Q: What techniques were used to scale up training and inference?
A: Checkpoint averaging, mixed precision, tensor parallelism, and optimizations like grouped query attention enabled scaling up training. Caching optimizations improved inference latency.

Q: How was the carbon footprint of pretraining calculated? What steps were taken to reduce it?
A: Emissions were estimated based on GPU usage and emissions factors. Total emissions were 539 tCO2eq and fully offset. Compute and energy efficiency techniques reduced emissions, as did open release to avoid repeat training costs.

Q: What steps could be taken to improve Llama 2-Chat further?
A: Additional tuning focused on non-English languages, handling tools/APIs, maintaining context over more turns, improving factual accuracy, and balancing safety with open-domain capabilities.

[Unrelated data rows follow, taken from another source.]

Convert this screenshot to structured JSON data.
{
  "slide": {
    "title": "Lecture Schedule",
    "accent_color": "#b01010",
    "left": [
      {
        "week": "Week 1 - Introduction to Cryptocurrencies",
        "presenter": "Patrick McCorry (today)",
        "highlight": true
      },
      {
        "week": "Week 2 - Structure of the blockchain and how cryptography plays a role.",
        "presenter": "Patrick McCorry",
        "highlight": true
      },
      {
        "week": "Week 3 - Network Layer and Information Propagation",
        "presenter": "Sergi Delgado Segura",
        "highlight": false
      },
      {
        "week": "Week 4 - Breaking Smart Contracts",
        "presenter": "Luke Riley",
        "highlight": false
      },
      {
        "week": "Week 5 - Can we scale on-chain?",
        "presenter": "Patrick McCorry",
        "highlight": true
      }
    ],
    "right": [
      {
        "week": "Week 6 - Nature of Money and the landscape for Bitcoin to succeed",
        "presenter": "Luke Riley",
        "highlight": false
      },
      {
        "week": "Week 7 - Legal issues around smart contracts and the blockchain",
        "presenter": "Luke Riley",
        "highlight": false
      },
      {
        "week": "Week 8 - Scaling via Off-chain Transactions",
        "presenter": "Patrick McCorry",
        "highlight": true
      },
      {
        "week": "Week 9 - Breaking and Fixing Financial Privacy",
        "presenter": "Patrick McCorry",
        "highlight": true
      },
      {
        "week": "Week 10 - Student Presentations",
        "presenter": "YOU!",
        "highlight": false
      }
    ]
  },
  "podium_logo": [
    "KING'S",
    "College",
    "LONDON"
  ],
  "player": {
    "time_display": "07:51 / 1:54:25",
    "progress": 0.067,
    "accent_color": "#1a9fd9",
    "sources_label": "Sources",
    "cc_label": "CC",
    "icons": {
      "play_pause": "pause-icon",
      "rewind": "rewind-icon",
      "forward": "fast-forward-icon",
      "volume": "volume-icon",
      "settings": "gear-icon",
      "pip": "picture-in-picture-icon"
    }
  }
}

More comprehensive evaluations post-deployment would also be beneficial.

Q: What safety risks were identified through red teaming exercises?
A: Red teaming identified risks like providing dangerous advice when embedded in positive framing, distraction with creative prompts, responding dangerously despite initial reluctance, and non-English attack vectors.

Q: How were the human evaluations conducted? What were the limitations?
A: Humans-rated model outputs from Llama 2-Chat and other models. Limitations included subjectivity, scope/diversity of the prompt set, and assessing only final turns for conversations.

Q: How does the contamination analysis account for the fragmentation of overlaps?
A: The analysis looks for long, contiguous matches between evaluation and training data to avoid fragmentation. It tries multiple minimum match lengths and reports the longest that shows evidence of contamination.

Q: What techniques were used to improve multi-turn capabilities? How were they evaluated?
A: Ghost Attention (GAtt) was proposed to help the model attend to key prompt attributes over multiple turns. GAtt improved consistency in human evaluations up to 20 turns.

Q: What steps were taken to enable reproducible release and research?
A: The authors released full model details, training methodology, evaluation data, code examples, a responsible use guide, and a discussion of limitations to enable reproducibility and safe deployment.

Q: What was the motivation behind releasing Llama 2 openly?
A: The authors aimed to encourage responsible AI innovation, draw on community wisdom for improving safety, increase access to foundational models, and consolidate costs so others donโ€™t repeat expensive training.

Q: How does the helpfulness annotation process differ from existing datasets?
A: High-quality annotation focusing on dialogue was prioritized over scale, with only tens of thousands of examples needed. Annotators compared model samples rather than provided demonstrations.

Q: What techniques mitigated forgetting during iterative RLHF?
A: Using top samples from all prior iterations rather than just the latest helped avoid losing capabilities from previous versions.

Q: How did the authors balance safety and open-domain performance?
A: By prefacing prompts when collecting unsafe demonstrations for SFT, safety could be taught without reducing capabilities. Targeted RLHF focused on safety also avoided regressing open-domain performance.

Q: What analyses were done to characterize the training data?
A: Analyses examined language distributions, demographic representations based on pronouns and identity terms, and toxicity levels using classifier scores.